消息傳開,村民們更信這藥了。有個放羊的后生,咳喘兼著口渴,趙郎中就在麻黃湯里加了點知母,既平喘又潤燥;有個產婦咳喘不敢用藥,趙郎中用麻黃配了點砂仁(溫胃安胎),產婦喝了,喘順了,胎也穩了。
王老實成了藥鋪的“編外顧問”,誰來抓藥,他就念叨:“這草烈,得配甘草,趙老哥的方子,錯不了。”他還教村民認麻黃:“莖稈帶節,葉子像鱗片,北坡沙礫里多,別認錯了,挖的時候留點根,明年還能長。”
第五章:外鄉生質疑,驗藥破迷障
開春后,一個背著藥箱的外鄉郎中路過王家峪,聽說趙郎中用“發汗的麻黃”治咳喘,撇著嘴笑:“荒唐!麻黃是治風寒無汗的,哪能碰咳喘?怕是你們村的人沒見過真咳喘吧!”
這話傳到趙郎中耳朵里,他沒生氣,只是對那外鄉郎中說:“敢不敢打個賭?找個咳喘病人試試,不靈我賠你藥錢。
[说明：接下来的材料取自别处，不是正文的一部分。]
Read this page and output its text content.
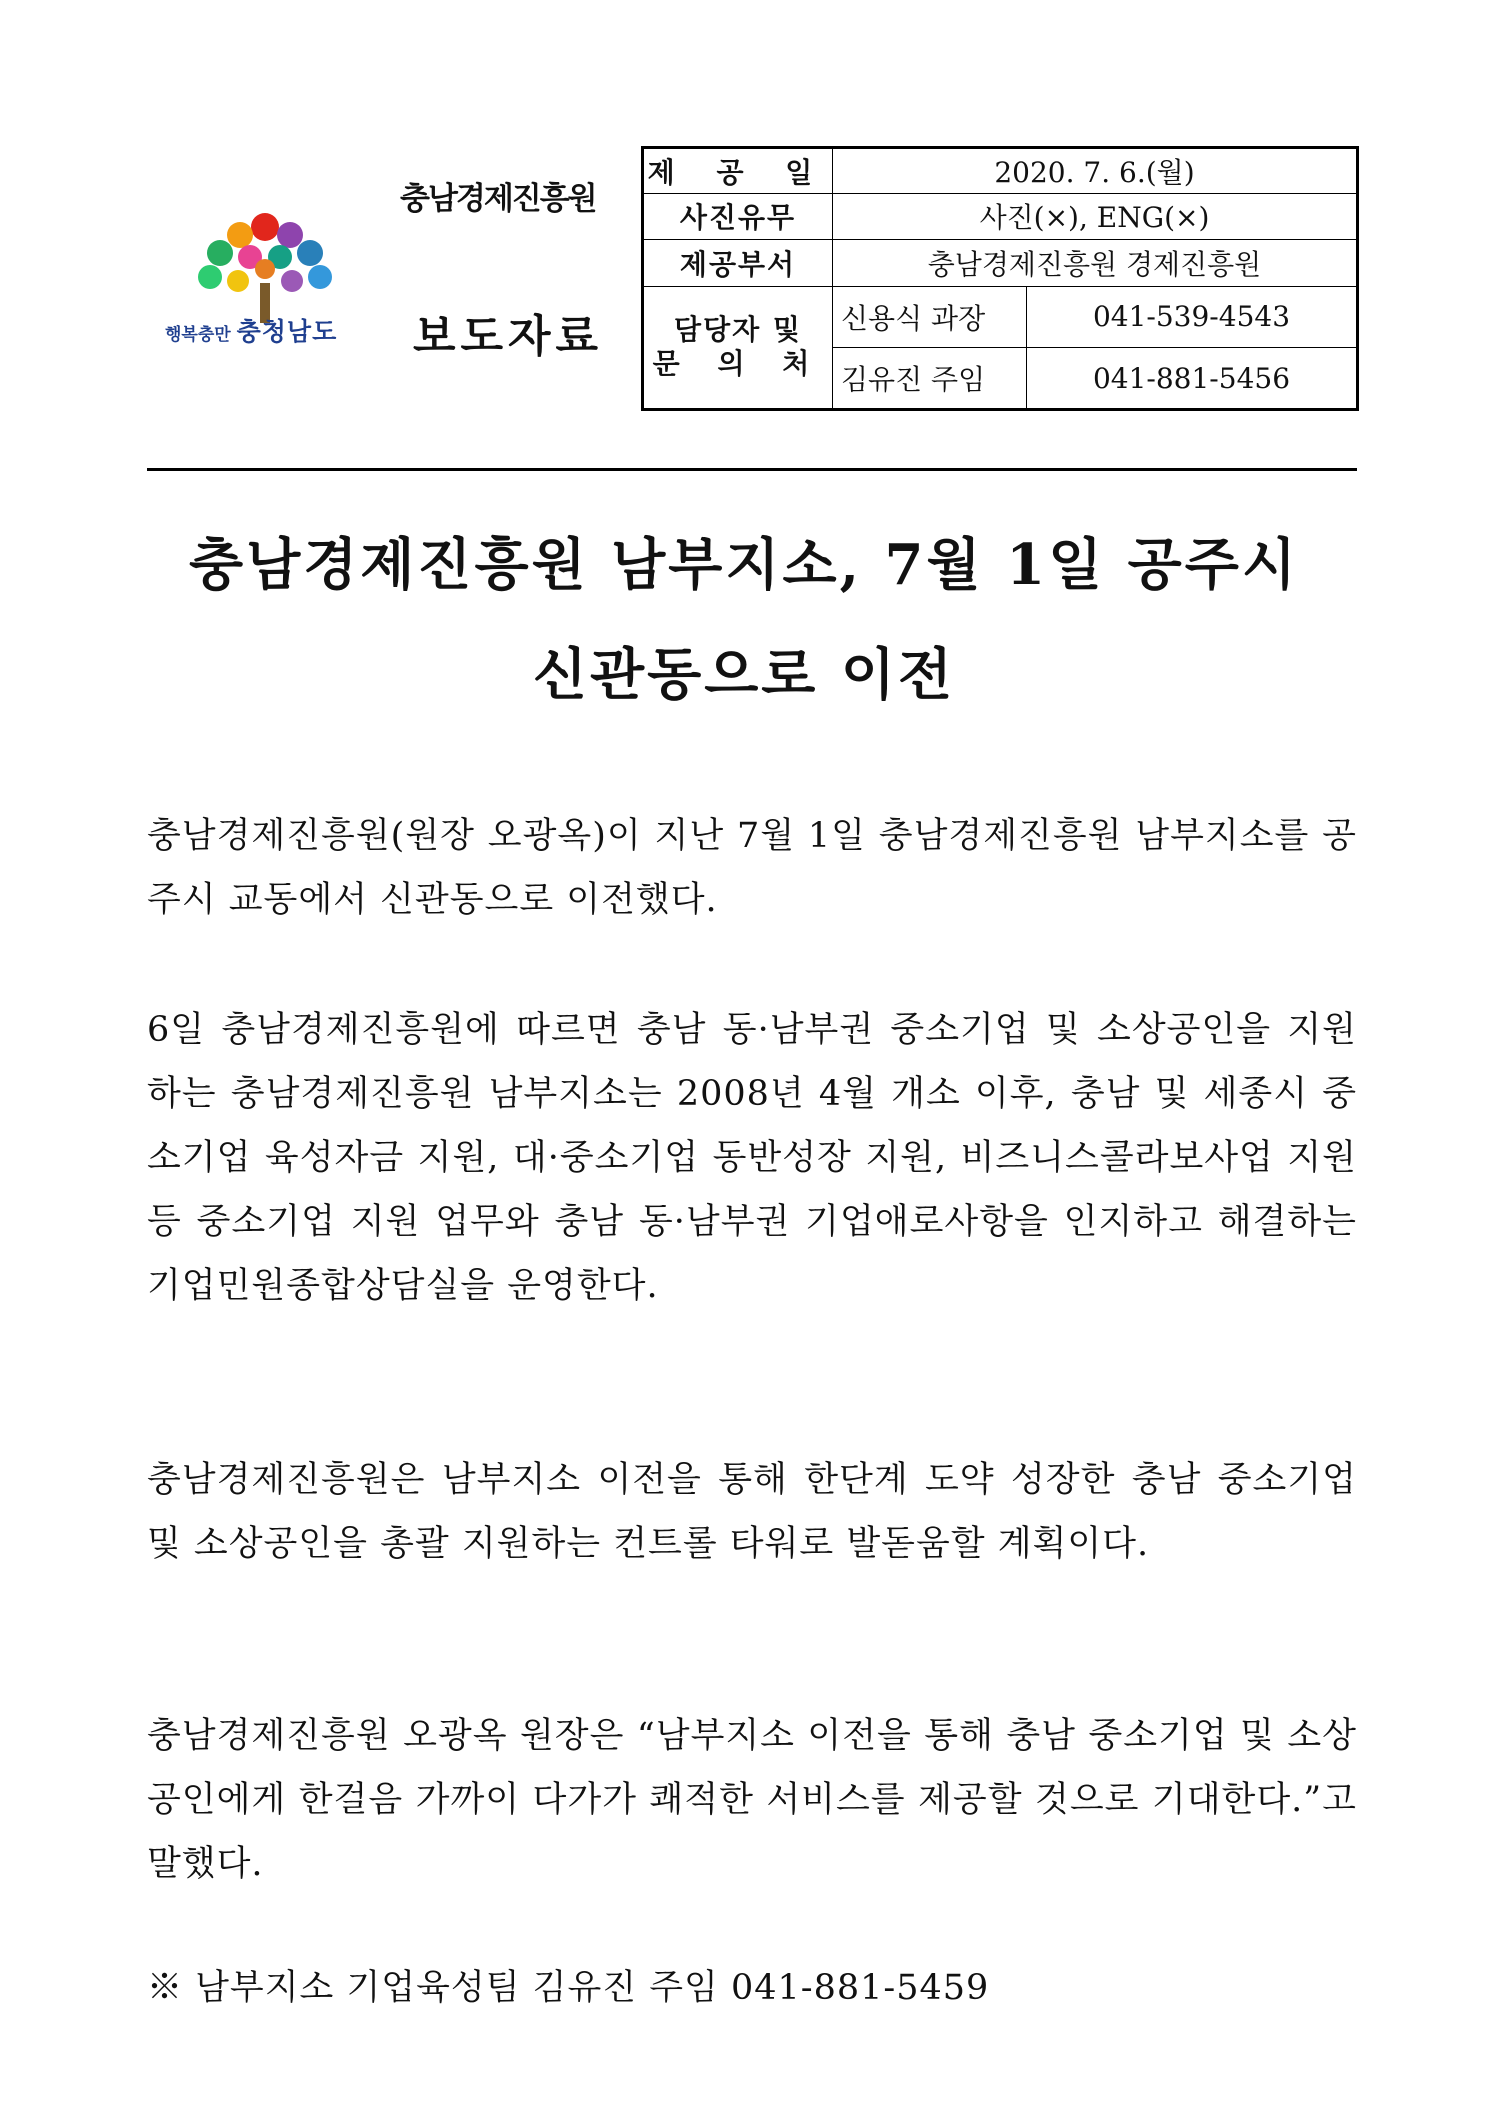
행복충만 충청남도
충남경제진흥원
보도자료
제 공 일	2020. 7. 6.(월)	
사진유무	사진(×), ENG(×)	
제공부서	충남경제진흥원 경제진흥원	

담당자 및
문 의 처	신용식 과장	041-539-4543
	김유진 주임	041-881-5456
충남경제진흥원 남부지소, 7월 1일 공주시
신관동으로 이전
충남경제진흥원(원장 오광옥)이 지난 7월 1일 충남경제진흥원 남부지소를 공주시 교동에서 신관동으로 이전했다.
6일 충남경제진흥원에 따르면 충남 동·남부권 중소기업 및 소상공인을 지원하는 충남경제진흥원 남부지소는 2008년 4월 개소 이후, 충남 및 세종시 중소기업 육성자금 지원, 대·중소기업 동반성장 지원, 비즈니스콜라보사업 지원 등 중소기업 지원 업무와 충남 동·남부권 기업애로사항을 인지하고 해결하는 기업민원종합상담실을 운영한다.
충남경제진흥원은 남부지소 이전을 통해 한단계 도약 성장한 충남 중소기업 및 소상공인을 총괄 지원하는 컨트롤 타워로 발돋움할 계획이다.
충남경제진흥원 오광옥 원장은 “남부지소 이전을 통해 충남 중소기업 및 소상공인에게 한걸음 가까이 다가가 쾌적한 서비스를 제공할 것으로 기대한다.”고 말했다.
※ 남부지소 기업육성팀 김유진 주임 041-881-5459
”外鄉郎中正想顯顯本事,一口答應了。
巧了,鄰村有個鐵匠,燒了半輩子鐵,得了“痰喘”,咳出來的痰黃黏稠,堵在喉嚨里,喘得像拉風箱,用了多少藥都不管用。外鄉郎中診了脈,說:“這是肺熱,麻黃性溫,用了準加重,得用涼藥!”他開了知母、貝母,鐵匠喝了三天,痰沒少,喘更兇了。
趙郎中來了,看著鐵匠發紫的嘴唇,說:“你這是‘寒包火’——外面風寒沒散,里面痰火堵著,得先散風寒,再清痰火。”他開了麻黃三錢(去根節)、石膏五錢、杏仁三錢、甘草二錢,煮水給鐵匠喝。
藥湯剛進肚,鐵匠就咳得厲害,先是咳出幾口黃痰,接著是清稀的泡沫痰,喘得竟輕了些。連喝三劑,他能直起腰打鐵了,摸著胸口說:“這藥邪門,又燙又涼,卻把痰給刮出來了!”
外鄉郎中看著藥渣,愣住了。趙郎中指著麻黃說:“這草不光能發汗,還能把肺里的痰‘掀’出來,配石膏清里面的火,一溫一寒,正好治‘寒包火’。你只知它發汗,不知它能平喘散痰,是見識淺了。”
外鄉郎中紅著臉,給趙郎中作了個揖:“受教了!民間藏著真學問,我不該瞎質疑。”他臨走時,還求了趙郎中的麻黃湯方子,說要帶回老家試試。
第六章:蜜炙緩其性,虛人亦能安
王家峪的老秀才,常年咳喘,身子虛得一陣風就能吹倒。他聽說麻黃能治喘,卻不敢喝,怕藥烈傷了元氣,整天捂著胸口唉聲嘆氣。
王老實看著不忍心,對趙郎中說:“能不能讓這藥溫柔點?老秀才經不起折騰啊。”趙郎中想起過年時蒸饅頭用的蜂蜜——蜜是甜的,能潤能緩,或許能中和麻黃的烈。
他試著把麻黃莖稈切成小段,拌上煉蜜,放在鍋里小火炒,炒到蜜裹住莖稈,不粘手,顏色變成深黃。這樣的麻黃,嚼著不那么麻了,帶點甜潤,煮水喝,暖意慢慢散開,不灼胃。
趙郎中把蜜炙-->>麻黃湯給老秀才送去。老秀才半信半疑地喝了,沒覺得難受,反而咳出幾口稀痰,喘得順了些。連喝半個月,他竟能拄著拐杖到村口曬太陽了,笑著說:“這藥裹了蜜,像烈性子的漢子娶了溫柔媳婦,不兇了,還頂用!”